Ik combineer nu:
1) | den brief van R. verzonden uit den Haag 27 Dec, met f200.- |
2) | 't uitblyven van Uw antwoord, op myn brief van 31. |
3) | Im Im op myn brief aan van Helden van den 30n. Ook hem namelyk, schreef ik, my te helpen daar ik van R. niets hoorde, en verlegen zat, wyl ik er op gerekend had. |
4) | Dat openkrabben van een brief uit den Haag (zonder geld, en niet van R) dien ik heden ontving. |
5) | Het GOED ontvangen van 100 franc, die ik uit Maastricht kreeg. (dus geen Hollandsche route!. |
Ik schryf zoo omslagtig, om U te bewegen tot juiste en spoedige opgave. Ik heb er 't hoogste belang by, dat die zaak ontdekt wordt. Wat ik er onder lyd, is niet te beschryven. En R!'s toon is infaam! later zal ik 't u precies vertellen. 't Is om te schreien, zooals me die zaak aantast!

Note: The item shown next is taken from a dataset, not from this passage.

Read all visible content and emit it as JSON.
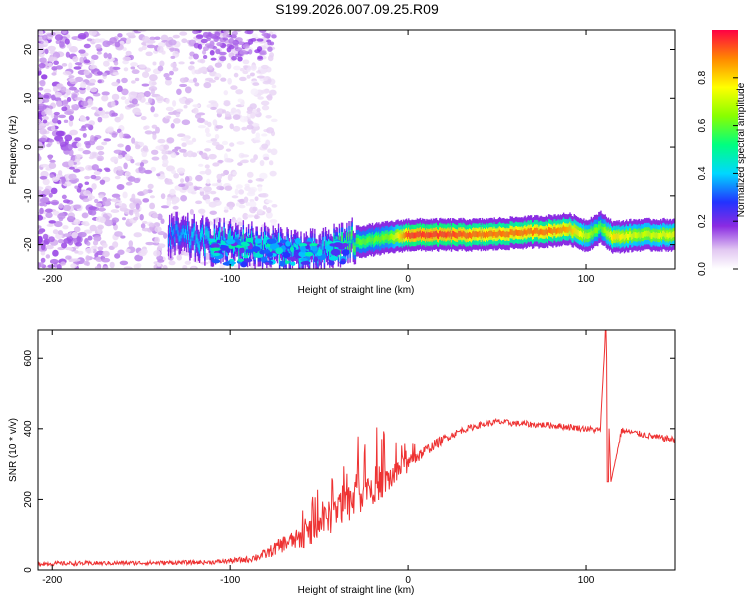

Ik wist oudejaarsdag niet, waar ik den volgenden dag slapen zou, en weet niet, of ik U toen 't adres hôtel St Paul opgaf. Zonder te weten of ik daar logeren zou, heb ik dat adres aan de post gegeven, wyl ik hier 1o January smorgens vroeg uit moest. Ofschoon ik nu dank zy de 100 fr. van Maastricht, weer voor hoog geld, by den dag myn kamer terug heb, blyft nu voorloopig 't adres voor brieven: St Paul, doch een telegram moet Breitestrasse 123. geadresseerd worden.
Zoudt ge my willen telegraferen, of, waar, en op welk uur ge my geld gezonden hebt, en hoeveel? Ik vraag dit ook aan V. Helden. Door de Combinatie, zou ik misschien licht krygen, en R. op z'n plaats kunnen zetten. Myn toestand is ellendig door die gemeene historie.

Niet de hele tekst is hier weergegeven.